Als ich vor Kurzem meine Mutter besuchte, ging ich die Straße meiner Kindheit entlang, um Kuchen für uns zu holen. Es ist die Straße, in der ich aufgewachsen bin und in der mein Elternhaus steht. Die großen Häuser sind alle so um 1890 gebaut worden, damals für jeweils eine Familie. Jetzt wohnen meistens zwei bis fünf Parteien in jedem Haus – eigentlich eine gute Sache, wenn sich wenigstens einer der Bewohner um den Außenbereich kümmert. Bei manchen Häusern klappt das aber gar nicht. Das kann man unter anderem daran erkennen, dass sehr viele Blumentöpfe mit mehr oder weniger toten Blumen die breiten Sandstein-Treppenstufen zum Hochparterre-Eingangsbereich säumen.

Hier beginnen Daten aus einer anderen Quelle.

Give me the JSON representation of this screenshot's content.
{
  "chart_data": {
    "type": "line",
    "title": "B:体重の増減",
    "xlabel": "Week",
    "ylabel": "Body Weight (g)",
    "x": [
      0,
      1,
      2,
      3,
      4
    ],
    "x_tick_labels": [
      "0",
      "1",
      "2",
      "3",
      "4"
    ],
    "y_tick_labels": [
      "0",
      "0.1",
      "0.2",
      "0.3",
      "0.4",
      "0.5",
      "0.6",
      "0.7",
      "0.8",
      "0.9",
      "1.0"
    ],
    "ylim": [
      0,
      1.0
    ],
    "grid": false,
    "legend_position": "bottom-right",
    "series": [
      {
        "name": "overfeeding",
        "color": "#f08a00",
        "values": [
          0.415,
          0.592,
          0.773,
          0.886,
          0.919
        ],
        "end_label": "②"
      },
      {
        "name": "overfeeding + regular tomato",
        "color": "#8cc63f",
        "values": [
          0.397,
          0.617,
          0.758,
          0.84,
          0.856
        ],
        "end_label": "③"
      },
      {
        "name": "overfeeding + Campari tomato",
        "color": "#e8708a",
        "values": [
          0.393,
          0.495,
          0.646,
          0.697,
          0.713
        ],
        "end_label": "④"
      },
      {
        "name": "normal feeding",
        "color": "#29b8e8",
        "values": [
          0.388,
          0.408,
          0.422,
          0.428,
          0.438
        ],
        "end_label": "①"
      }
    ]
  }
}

Im Laufe der Jahre brachte wohl immer wieder mal der eine oder andere Bewohner eine schöne Topfpflanze vom Marktplatz mit und stellte sie zur Verschönerung des Anwesens dort ab. Die Blume ging dann langsam ein und eine neue wurde danebengestellt. Es ist also nur eine Frage der Zeit, bis die Treppe unbegehbar sein wird. Davon abgesehen scheinen die Bewohner die Hoffnung zu hegen, dass die verblühten und vertrockneten Blumen irgendwann wieder zum Leben erweckt werden und neu erblühen. Dazu wäre es allerdings ratsam sie zu gießen oder eine Nenn-Tante von mir „einfliegen“ zu lassen, eine echte Pflanzen-Versteherin. Sie holte früher schon verwelkte Blumen aus dem Friedhofs-Abfall und päppelt sie zu Hause wieder auf. Aber hier würde selbst sie sagen: „Kann ich die Friedhofsblumen noch mal sehen?“

Auch das eine oder andere, von seinen Besitzern am Zaun angeschlossene Fahrrad, wartet schon jahrelang vergeblich darauf, von seinen Fesseln befreit zu werden. Jedoch auch hier kommt wohl jede Hilfe zu spät, wenn ich mir die Überbleibsel genauer ansehe. Eins der Fahrräder ist von Unkraut komplett überwuchert. Ich frage mich, wo die Menschen geblieben sind, die hier einmal ihre Fahrräder angeschlossen hatten. Vielleicht wollten sie nur Zigaretten holen gehen und sind dann in ein neues Leben geschlüpft. Aber warum sind sie dann nicht mit dem Fahrrad davongefahren? Eigenartig.

Die Vorgärten sind fast alle mit einer niedrigen Mauer eingefasst, auf der verschnörkelte schmiede-eiserne Zaunelemente angebracht sind. Vor sehr langer Zeit hatte sich in einem der Vorgärten ein Baum direkt an der Mauer selbst gesät. Er wuchs im Laufe der Jahre so groß, dass seine riesigen Wurzeln die Mauer langsam aber sicher anhoben. Die Hausbesitzer schienen lange Zeit blind zu sein.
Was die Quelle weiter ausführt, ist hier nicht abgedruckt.